Yer Britanya Edinburgh, yıl 1926.. Dünyaca ünlü illüzyonist
Harry Houdini, bir dünya turnesi sırasında Edinburgh' a da uğrar.
Houdini, o sıralar, ününe ün katan ve kendisine 'Master of Escape' unvanını kazandıran: Kelepçe ve zincirlerle bağlı olarak, su altında uzun süre havasız kaldığı halde kurtulma ve de baş aşağı asılı durumdayken, içine hapsolduğu deli gömleğinden çıkma gibi numaralar yapmaktadır.
Ayrıca, turne sırasında bir kente ilk geldiği gün, çevresinde toplanan meraklı ve hayranlarından oluşan kitle önünde, -meşhur olmak için oraya gelmiş- izbandut gibi adamlara, karnına yumruk attırma numarasını da ekleyeyim.
Bunlar, sihir ya da illüzyondan çok, vücut dayanıklılığı ve esnekliği gerektiren, bir bakıma ölüme meydan okuyan hareketlerdir.
İlginç bi şekilde, 19. Yüzyılın son yirmi altı yılında büyümüş ve 20. yüzyılın ilk yirmi altı yılında da yaşlılığa doğru yol alan Houdini' yi bu numaralar artık zorlamaktadır.
Büyük Sihirbaz' ı Edinburgh' da 'zorlayacak', bir de ana-kız vardır: Fakir ama zeki, aklını, insanları psişik güçleri olduğuna inandırmada kullanmak suretiyle, onları -eğlendirerek- dolandıran Mary McGarvie ve kızı Benji.
Houdini' nin, yıllar önce, ölürken yanında bulunamadığı annesinin ölüm döşeğinde söylediği son sözlerini, annesinin ruhuyla iletişim kurarak öğrenebilecek kişiye 10.000 $ verme vaadi, uyanık Mary' nin dikkatinden kaçmayacaktır elbette..
Her gittiği yerde -bu 'anne takıntısı' yüzünden- binbir çeşit sözde medyum ve sahtekarla cebelleşen Houdini' nin derdine çare -yoksa- Mary McGarvie ile küçük kızı mı olacak?.
İkna kabiliyeti pek yüksek bu cazibeli anne ile şirinler şirini kızının küçük dünyalarına giren Büyük Houdini, bu dünyada nelerle karşılaşacak?.

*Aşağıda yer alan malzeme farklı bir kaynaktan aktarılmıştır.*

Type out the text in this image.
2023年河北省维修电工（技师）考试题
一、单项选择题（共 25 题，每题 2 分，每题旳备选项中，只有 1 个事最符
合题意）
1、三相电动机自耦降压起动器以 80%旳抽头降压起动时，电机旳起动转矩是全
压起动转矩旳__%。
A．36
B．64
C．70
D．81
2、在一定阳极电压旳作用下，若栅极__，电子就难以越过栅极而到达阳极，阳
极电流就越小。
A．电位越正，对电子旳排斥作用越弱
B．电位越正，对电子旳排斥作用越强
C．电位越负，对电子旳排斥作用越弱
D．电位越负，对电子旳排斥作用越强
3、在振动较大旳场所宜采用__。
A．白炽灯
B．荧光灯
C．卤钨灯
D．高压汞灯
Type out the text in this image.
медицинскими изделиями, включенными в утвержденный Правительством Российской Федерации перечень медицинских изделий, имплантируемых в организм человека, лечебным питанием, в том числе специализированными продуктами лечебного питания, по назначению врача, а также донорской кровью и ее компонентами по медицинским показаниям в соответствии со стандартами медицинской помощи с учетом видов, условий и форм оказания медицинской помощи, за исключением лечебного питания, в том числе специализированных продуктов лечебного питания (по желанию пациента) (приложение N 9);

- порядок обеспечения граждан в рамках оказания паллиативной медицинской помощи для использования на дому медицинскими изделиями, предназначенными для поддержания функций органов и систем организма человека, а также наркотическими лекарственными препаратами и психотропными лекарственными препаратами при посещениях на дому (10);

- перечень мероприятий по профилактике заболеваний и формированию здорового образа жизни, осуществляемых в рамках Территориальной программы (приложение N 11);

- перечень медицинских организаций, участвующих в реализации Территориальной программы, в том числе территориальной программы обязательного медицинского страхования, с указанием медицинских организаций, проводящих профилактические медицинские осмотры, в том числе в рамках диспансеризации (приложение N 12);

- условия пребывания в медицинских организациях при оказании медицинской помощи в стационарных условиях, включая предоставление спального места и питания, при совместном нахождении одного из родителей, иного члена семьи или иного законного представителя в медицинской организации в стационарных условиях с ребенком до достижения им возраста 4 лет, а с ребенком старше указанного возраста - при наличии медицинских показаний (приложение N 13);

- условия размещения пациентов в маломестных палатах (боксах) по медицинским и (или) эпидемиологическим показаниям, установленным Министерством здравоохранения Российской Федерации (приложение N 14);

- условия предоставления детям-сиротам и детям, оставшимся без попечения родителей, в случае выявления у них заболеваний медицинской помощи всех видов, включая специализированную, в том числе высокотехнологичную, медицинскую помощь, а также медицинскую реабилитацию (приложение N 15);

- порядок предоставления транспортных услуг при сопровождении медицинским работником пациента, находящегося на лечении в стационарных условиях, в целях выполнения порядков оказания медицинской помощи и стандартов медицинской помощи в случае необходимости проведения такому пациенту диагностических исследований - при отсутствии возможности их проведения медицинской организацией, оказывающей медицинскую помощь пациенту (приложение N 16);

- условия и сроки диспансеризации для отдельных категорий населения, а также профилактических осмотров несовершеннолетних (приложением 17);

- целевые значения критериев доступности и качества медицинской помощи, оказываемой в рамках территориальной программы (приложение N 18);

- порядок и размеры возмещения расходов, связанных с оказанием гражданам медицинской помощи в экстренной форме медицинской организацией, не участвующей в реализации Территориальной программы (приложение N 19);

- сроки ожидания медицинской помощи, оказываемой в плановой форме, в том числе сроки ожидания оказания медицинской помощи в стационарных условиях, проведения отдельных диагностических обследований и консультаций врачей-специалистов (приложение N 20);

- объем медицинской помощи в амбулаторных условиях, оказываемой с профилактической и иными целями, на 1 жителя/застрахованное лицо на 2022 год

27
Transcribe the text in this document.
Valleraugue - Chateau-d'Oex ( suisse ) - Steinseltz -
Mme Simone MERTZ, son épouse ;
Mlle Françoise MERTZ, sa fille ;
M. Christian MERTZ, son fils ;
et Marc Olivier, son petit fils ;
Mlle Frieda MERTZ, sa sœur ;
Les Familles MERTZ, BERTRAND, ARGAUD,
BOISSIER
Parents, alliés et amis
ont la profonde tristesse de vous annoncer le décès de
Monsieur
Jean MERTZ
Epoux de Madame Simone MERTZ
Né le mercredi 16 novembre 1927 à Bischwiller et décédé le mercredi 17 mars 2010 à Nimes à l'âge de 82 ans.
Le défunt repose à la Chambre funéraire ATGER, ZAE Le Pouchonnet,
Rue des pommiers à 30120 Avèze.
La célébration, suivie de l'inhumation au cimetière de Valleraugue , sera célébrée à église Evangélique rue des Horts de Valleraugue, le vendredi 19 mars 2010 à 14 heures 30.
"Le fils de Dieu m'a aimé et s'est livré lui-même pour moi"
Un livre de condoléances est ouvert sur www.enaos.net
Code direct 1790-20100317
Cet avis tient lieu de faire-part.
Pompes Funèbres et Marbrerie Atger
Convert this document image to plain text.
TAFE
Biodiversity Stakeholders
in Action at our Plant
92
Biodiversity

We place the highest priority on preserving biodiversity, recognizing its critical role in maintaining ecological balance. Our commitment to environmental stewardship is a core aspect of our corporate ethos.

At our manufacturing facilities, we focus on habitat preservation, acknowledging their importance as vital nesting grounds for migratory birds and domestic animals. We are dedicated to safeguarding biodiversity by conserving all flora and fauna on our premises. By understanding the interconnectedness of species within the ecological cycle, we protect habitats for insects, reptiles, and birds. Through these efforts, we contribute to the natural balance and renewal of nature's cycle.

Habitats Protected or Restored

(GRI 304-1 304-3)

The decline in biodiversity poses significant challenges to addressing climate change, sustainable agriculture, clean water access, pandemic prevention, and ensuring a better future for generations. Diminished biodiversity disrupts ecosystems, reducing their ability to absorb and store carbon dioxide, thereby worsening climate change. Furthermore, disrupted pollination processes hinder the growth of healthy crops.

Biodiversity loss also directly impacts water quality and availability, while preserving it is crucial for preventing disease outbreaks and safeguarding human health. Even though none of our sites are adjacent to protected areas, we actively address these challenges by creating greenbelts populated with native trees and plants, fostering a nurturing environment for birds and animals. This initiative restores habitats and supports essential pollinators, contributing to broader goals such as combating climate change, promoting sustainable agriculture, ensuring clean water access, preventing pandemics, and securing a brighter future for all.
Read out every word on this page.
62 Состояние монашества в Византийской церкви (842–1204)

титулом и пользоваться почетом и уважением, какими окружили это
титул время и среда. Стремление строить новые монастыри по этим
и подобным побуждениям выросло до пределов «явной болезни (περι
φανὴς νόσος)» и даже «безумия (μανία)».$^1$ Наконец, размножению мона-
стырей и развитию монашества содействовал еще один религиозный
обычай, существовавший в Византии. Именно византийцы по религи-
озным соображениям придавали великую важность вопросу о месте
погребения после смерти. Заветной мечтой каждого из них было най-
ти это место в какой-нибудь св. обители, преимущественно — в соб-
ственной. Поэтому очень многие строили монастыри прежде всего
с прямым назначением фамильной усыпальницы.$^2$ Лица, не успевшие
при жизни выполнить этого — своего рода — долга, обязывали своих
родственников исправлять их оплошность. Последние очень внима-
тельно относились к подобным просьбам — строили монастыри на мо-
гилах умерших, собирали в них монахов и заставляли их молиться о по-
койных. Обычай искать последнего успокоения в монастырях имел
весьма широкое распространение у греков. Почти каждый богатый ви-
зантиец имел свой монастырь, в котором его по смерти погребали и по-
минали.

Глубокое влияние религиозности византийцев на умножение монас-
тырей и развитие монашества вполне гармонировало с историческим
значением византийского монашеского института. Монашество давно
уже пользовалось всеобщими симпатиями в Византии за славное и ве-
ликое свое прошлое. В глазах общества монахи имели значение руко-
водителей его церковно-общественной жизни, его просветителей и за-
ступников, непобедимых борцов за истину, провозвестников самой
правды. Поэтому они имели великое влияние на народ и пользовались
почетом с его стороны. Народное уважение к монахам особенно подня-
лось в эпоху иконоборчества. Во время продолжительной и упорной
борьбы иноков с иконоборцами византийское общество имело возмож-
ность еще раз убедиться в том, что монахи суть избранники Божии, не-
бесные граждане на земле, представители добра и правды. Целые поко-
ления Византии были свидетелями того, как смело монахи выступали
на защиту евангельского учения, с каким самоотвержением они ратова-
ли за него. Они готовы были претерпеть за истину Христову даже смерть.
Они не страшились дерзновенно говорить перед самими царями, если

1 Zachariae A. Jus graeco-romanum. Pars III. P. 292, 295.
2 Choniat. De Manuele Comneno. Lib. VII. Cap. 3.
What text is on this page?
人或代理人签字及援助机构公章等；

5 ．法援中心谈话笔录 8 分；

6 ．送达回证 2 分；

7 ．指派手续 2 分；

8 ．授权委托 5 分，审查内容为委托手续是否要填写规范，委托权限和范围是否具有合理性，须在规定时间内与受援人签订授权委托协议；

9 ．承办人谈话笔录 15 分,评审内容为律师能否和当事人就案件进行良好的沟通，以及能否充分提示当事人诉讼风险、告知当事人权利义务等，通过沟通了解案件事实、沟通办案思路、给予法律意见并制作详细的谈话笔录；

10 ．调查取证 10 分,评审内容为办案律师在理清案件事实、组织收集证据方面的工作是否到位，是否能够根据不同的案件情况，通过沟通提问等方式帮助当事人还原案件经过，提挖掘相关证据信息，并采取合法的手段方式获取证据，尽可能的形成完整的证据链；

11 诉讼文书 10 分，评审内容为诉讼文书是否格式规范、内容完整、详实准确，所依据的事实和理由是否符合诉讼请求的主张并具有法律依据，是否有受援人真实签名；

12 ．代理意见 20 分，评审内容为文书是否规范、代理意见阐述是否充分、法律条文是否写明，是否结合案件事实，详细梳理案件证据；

İşte bu ve bunun gibi merak celbeden sorulara yanıt, romantik olduğu kadar hüzünlü, psikolojik olduğu kadar da parapsikolojik olabilen Öldüren Cazibe' de..
Michael Douglas' dan önceki halini tercih ederdim ama böyle de şahane, -hele aşık olduğunda adeta melekleşen gizemli güzelliğiyle Catherine Zeta Jones; ‘tanrısal’ yönü kadar, huzursuz ruh hali ve yıpranan bedeniyle ‘insan’ Houdini’ yi ete kemiğe büründüren ve de Memento' nun büyüsünü (Bana göre tabii..) hâlâ üzerinde taşıyan Guy Pearce, bu, İngiltere-Avustralya ortak yapımı filmde pek uyumlular.
Filmde anlatıcı olarak da görev yapan, Benji rolündeki Saoirse Ronan, yeteneğiyle ve özellikle -medyumlaştığı sahnedeki- oyunculuğuyla –şimdilik- mükemmel bir çocuk yıldız olarak parlarken, yakın geleceğin bir şahane aktrisi müjdesini de verir gibiydi..
Sihirbaz Houdini' nin etkileyici, şaşırtıcı ama şaşaadan uzak gösterileri misali, Avustralyalı 'kadın' yönetmen Gillian Armstrong' un öyle, büyük atraksiyonlara falan girmeden kotardığı bu derli-toplu filmi ben sevdim.